VIDEO: Nigerian thrown out of Trump’s rally for being black

On Wednesday night, East Carolina University student Adedayo Adeniyi decided that he was going to attend the Donald Trump rally in Fayetteville, N.C. — not as a protester or demonstrator, he came alone, but as a curious college student at a very strange and important time in the history of our nation.
"I was there just to watch and experience the surreal moment of someone like Trump running for president and speaking to thousands of people," he told the Daily News. Without saying a single word during the entire event, Adeniyi was randomly targeted and thrown out of the event by police as seen and heard on video he recorded. .

 "At first I refused to leave because it was all just a product of being black at a Trump rally. Basically in that environment I'm guilty by association. But common sense told me to just listen to the cops and move along," Adeniyi told the News.

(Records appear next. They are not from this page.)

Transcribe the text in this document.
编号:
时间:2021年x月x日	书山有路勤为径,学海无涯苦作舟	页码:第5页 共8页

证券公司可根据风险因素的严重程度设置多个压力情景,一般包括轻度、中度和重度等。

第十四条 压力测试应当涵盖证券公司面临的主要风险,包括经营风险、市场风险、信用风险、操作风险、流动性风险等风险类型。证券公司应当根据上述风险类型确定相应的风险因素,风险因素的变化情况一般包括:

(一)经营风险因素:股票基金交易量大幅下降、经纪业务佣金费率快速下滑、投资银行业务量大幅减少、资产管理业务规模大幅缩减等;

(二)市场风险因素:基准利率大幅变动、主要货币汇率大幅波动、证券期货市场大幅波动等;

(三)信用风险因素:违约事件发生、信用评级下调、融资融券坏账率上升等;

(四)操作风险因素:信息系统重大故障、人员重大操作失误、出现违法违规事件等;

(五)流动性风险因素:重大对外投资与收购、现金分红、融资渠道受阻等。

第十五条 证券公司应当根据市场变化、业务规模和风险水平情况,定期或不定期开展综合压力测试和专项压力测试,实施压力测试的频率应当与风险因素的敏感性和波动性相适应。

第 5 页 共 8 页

On his cellphone video Adeniyi, being told he has to leave, can be heard saying: "Whoa. Whoa. Whoa. That's not me, that's them. I don't even know them. What? I don't even know them. I don't even know them." In a complete state of disbelief that he was being put out of an event because of the color of his skin, the 20-year-old student was audibly shocked.

  After reluctantly complying, Adeniyi was escorted down the stairs by the police. What happened next, he told The News, "caused me to lose faith in America." "The man at the end of the video is a moment I'll never forget," said Adeniyi." "The hate in his eyes. The words. The hate in those words. The slap. It was disgusting and sad. At that moment I believed that America will stay and continue to be a hateful and bigoted country."

Having not protested or disrupted the entire event, the man Adeniyi is referencing, a middle aged white man, looked him directly in the face and said, "F--k you. F--k you. F--k you," right before slapping Adeniyi in the face. "These are presidential candidate rallies. I'm not at a KKK rally. The fact that I experienced hate at a candidate rally tells you everything you need to know about Donald Trump and the people that support him.

People will act more hateful and racist in environments that they feel not only encouraged to do it, but accept it as normal," said Adeniyi. Sadly, on another day, or in another year, what this bright young college student experienced would be a headline grabbing event. Somehow, what this young man experienced, which is utterly despicable, seems small because in a different part of the arena another young black man was brutally assaulted by Trump supporter John McGraw, who was later arrested for the assault.

Criminal charges are pending against half a dozen Trump supporters in Kentucky for assaulting a series of Trump protesters. This is Trump's America. He is fully encouraging and empowering his supporters to do this. They are his followers and are following his own instructions.